People in such circumstances ask only one question: can I trust you to do everything in your power to keep me safe and to tell me the truth? I think the respective approval ratings of the UK’s two main political leaders have provided the answers.

This has also earned the First Minister the right to get it wrong, for she will, at least, have done it honestly. Her quick decision to accept the resignation of her chief medical officer, Catherine Calderwood, a respected and admired public health leader, told the UK that she could be trusted.

Boris Johnson, however, chose to indulge Dominic Cummings who single-handedly jeopardised the UK Government’s health messaging by treating the public with barely concealed contempt.

It told England’s citizens that the Government they had recently elected to serve them had returned the favour by instituting a “Save Dominic” policy over the need to save lives. It will be remembered as the most dangerous act of folly perpetrated by a UK leader in peacetime and will come to define Johnson’s premiership.

In the absence of much else to hang around her neck, the First Minister’s opponents are now reduced to accusing her of undermining the Union by being good at her job. How dare you politicise excellence, they shout.

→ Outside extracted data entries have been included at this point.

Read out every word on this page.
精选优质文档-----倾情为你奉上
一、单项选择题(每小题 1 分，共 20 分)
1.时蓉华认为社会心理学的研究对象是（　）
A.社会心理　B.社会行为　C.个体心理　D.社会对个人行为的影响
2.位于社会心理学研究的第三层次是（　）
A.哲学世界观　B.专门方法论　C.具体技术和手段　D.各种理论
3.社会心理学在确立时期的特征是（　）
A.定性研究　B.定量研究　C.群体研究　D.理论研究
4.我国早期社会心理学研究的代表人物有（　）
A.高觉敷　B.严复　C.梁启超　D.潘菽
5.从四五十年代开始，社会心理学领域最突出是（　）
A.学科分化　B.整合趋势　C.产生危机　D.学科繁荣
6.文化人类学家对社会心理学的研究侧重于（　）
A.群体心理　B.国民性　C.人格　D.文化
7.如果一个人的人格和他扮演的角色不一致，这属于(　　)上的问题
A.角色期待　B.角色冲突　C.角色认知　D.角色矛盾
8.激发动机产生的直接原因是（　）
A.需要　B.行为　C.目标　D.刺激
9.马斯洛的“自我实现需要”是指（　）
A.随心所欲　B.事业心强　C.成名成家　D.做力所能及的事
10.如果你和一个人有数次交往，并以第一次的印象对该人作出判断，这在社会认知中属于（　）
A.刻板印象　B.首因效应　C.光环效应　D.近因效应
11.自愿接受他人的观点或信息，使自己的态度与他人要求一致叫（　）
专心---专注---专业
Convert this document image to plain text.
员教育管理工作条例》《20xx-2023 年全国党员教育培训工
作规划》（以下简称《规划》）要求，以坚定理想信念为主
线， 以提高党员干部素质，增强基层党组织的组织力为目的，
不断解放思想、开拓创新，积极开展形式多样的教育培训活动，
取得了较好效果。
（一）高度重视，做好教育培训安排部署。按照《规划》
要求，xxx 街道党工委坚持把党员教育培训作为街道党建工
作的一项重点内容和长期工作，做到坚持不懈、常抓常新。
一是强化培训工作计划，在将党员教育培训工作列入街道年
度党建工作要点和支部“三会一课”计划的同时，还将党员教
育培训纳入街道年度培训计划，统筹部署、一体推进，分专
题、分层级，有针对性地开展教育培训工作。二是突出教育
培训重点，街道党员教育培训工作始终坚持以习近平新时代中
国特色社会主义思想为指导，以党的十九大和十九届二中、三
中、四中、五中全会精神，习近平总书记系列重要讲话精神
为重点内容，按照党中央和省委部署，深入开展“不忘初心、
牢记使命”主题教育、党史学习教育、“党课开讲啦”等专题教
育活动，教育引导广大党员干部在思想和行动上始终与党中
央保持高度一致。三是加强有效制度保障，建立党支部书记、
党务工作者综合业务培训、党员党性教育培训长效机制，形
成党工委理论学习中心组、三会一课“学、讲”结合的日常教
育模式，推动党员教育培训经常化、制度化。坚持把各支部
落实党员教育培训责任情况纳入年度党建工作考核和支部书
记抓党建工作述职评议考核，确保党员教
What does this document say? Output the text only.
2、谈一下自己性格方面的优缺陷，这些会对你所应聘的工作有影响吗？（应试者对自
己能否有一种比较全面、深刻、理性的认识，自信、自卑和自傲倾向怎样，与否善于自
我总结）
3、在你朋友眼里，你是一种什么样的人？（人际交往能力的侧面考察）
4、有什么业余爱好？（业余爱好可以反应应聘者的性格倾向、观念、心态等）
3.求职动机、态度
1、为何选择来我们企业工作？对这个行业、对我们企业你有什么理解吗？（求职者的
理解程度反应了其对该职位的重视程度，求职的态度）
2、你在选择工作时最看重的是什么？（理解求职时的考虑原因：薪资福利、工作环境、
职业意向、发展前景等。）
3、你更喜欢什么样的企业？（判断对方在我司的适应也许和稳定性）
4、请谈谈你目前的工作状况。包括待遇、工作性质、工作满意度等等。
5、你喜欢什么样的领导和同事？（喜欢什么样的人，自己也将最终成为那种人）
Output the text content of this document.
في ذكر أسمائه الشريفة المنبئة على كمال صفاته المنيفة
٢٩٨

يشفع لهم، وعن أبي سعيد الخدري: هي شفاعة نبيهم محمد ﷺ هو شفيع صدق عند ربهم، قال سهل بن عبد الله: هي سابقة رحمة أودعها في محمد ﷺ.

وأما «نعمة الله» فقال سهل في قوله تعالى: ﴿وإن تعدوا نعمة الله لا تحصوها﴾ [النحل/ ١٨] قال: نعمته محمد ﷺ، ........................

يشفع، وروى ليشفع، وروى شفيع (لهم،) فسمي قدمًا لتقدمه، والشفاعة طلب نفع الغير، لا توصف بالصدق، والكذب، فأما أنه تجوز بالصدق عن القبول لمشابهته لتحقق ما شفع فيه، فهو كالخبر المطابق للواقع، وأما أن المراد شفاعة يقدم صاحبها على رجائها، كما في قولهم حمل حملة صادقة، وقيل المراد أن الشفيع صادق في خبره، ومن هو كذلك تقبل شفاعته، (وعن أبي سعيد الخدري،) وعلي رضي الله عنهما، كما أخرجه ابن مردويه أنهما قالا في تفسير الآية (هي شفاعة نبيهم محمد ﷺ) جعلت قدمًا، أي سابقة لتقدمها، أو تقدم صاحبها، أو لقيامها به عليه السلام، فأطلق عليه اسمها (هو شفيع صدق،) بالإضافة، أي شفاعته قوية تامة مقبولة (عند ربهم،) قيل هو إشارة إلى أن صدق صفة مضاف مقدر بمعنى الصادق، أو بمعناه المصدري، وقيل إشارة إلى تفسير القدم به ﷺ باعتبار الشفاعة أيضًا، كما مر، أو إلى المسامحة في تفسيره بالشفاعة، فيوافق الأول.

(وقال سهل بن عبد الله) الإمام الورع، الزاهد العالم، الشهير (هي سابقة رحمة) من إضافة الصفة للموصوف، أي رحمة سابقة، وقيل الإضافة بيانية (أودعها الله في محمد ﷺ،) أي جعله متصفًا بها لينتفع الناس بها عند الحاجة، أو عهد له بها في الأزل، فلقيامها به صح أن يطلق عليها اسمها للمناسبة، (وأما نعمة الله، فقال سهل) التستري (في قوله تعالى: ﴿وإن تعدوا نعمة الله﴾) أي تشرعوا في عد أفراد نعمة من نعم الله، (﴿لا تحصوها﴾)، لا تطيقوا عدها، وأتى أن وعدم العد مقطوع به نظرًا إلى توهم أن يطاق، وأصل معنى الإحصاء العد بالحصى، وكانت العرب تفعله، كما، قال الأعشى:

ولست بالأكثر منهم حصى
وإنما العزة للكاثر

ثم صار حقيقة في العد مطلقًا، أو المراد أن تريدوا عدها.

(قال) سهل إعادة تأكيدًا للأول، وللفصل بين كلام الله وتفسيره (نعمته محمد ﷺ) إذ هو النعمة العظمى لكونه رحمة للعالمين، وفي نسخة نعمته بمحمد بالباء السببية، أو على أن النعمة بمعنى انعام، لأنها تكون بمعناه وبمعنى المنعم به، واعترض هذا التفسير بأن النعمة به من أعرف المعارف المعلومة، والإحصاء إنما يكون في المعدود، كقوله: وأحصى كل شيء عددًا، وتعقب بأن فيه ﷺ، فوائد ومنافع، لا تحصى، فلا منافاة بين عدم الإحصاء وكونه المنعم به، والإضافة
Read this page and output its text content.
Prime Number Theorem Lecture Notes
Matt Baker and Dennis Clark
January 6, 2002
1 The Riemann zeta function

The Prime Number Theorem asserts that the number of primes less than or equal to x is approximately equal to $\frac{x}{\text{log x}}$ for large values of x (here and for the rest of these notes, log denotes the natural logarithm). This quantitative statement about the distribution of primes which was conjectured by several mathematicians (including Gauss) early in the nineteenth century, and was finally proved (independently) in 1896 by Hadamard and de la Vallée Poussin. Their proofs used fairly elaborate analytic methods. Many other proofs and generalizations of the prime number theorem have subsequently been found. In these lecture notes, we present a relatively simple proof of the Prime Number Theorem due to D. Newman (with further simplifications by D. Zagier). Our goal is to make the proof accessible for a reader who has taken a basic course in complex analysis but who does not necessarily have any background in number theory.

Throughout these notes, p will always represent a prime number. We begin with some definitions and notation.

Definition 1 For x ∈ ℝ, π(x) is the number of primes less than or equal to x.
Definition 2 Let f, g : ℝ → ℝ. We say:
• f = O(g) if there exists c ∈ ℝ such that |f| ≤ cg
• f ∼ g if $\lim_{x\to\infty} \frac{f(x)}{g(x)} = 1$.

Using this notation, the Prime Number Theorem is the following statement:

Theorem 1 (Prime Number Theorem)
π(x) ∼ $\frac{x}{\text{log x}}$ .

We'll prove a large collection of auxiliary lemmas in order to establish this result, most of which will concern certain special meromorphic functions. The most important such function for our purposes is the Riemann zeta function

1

Of course, having gained the faltering trust of those who once reviled her, the First Minister’s main challenge now is to engender trust within the party she leads.

Last Sunday, she refused to be drawn on an independence referendum while the economic effects of coronavirus required to be addressed. To some, this was proof of her own lack of commitment to independence any time soon.

I’m inclined to give her the benefit of the doubt on this and remain confident that a pledge to hold an independence referendum will be at the centre of her manifesto for next year’s Holyrood election.

And surely to God the SNP by then will also have devised a legal strategy instead of attacking those who favour it. By then Scotland, like the rest of the UK, will be forced to deal with the economic fall-out of Brexit too.

The First Minister doesn’t require me to remind her that trust, once gained, can be tricky to maintain.